The oldest man in the world could be an Israeli Holocaust survivor aged 112, scientists have said. The family of Yisrael Kristal was reportedly contacted by US researchers following the death of a 112-year-old Japanese man earlier this week.
An email sent to Kristal's grandson from the US-based Gerontology Research Group, an international body that tracks people 110-years-old and above that works with the Guinness World Records, said Kristal was now a candidate for the title. The previous holder of world's oldest man, Yasutaro Koide, of Japan, died on 19 January, just two months short of his 113th birthday.
When he was first told the news, Kristal reportedly told Haaretz: "The joy of my old age."
But he faces a challenge in verifying the claim as he'll be required to provide concrete proof in the form of official documentation. His family says he holds a marriage certificate from the 1920s but it's not certain if this will be enough. He has already been named in media reports as the world's oldest Holocaust survivor following the death of London-based Alice Hertz-Sommer in 2014.
Kristal was reportedly born in 1903 in the town of Zarnow in Poland to a religious Jewish family – a year in which Stalin joined the Bolsheviks in Tsarist Russia, Ford produced its first ever car and King Edward VII was made British Emperor of India.
He moved to Lodz, Poland, to work in his family's sweets business when he was 17-years-old, a job that was interrupted when the city was made into a ghetto by the Nazis during the Second World War. After losing his two sons, he was sent to the Auschwitz concentration camp in 1944 aged 40, where he managed to survive but lost his wife.
In 1950, he moved to Haifa in the newly established state of Israel with his second wife and their son, where he continued making confectionery.

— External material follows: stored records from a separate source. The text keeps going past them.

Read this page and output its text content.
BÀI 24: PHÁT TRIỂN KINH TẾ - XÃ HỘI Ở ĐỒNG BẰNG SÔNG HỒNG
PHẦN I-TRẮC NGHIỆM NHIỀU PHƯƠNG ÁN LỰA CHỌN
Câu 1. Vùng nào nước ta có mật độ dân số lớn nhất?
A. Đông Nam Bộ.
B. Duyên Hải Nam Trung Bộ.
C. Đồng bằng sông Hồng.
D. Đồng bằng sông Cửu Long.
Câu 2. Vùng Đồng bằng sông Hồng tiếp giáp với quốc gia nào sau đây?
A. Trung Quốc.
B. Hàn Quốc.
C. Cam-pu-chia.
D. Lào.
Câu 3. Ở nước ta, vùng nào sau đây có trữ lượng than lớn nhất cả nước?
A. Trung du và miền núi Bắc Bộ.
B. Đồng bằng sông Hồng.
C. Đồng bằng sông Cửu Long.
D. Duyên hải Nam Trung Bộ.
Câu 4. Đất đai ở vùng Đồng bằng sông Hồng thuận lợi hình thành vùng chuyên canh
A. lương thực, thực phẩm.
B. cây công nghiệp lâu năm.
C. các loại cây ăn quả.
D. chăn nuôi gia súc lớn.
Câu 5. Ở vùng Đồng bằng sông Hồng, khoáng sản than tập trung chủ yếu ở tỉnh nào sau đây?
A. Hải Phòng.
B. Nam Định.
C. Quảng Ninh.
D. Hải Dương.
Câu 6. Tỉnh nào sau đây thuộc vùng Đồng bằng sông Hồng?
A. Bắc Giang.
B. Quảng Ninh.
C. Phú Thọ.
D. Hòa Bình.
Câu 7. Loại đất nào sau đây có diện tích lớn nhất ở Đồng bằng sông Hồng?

After being crowned world's oldest man, Japan's Koide credited his longevity to abstinence from alcohol and cigarettes. But in a 2012 interview for Haaretz, Kristal gave no such advice, instead saying: "It's no great bargain. Everyone has their own good fortune. It's from heaven. There are no secrets."
His daughter, Shula Kuperstoch, told The Jerusalem Post her father has kept his faith throughout his life, adding: "The Holocaust did not affect his beliefs. My father is someone who is always happy. He is optimistic, wise, and he values what he has.
"His attitude to life is everything in moderation. He eats and sleeps moderately, and says that a person should always be in control of their own life and not have their life control them, as far as this is possible."
He remained religious throughout his life, puts on tefillin and prays every day, reciting the prayers off by heart as his eyesight is poor.
"He believes he was saved because that's what God wanted. He is not an angry person, he is not someone who seeks to an accounting, he believes everything has a reason in the world," Kuperstoch added .
The current oldest living person is an American woman, 116-year-old Susannah Mushatt Jones of Brooklyn, New York. The oldest person ever recognized by Guinness was France's Jeanne Calment, who died in 1997 at the age of 122 years and 164 days.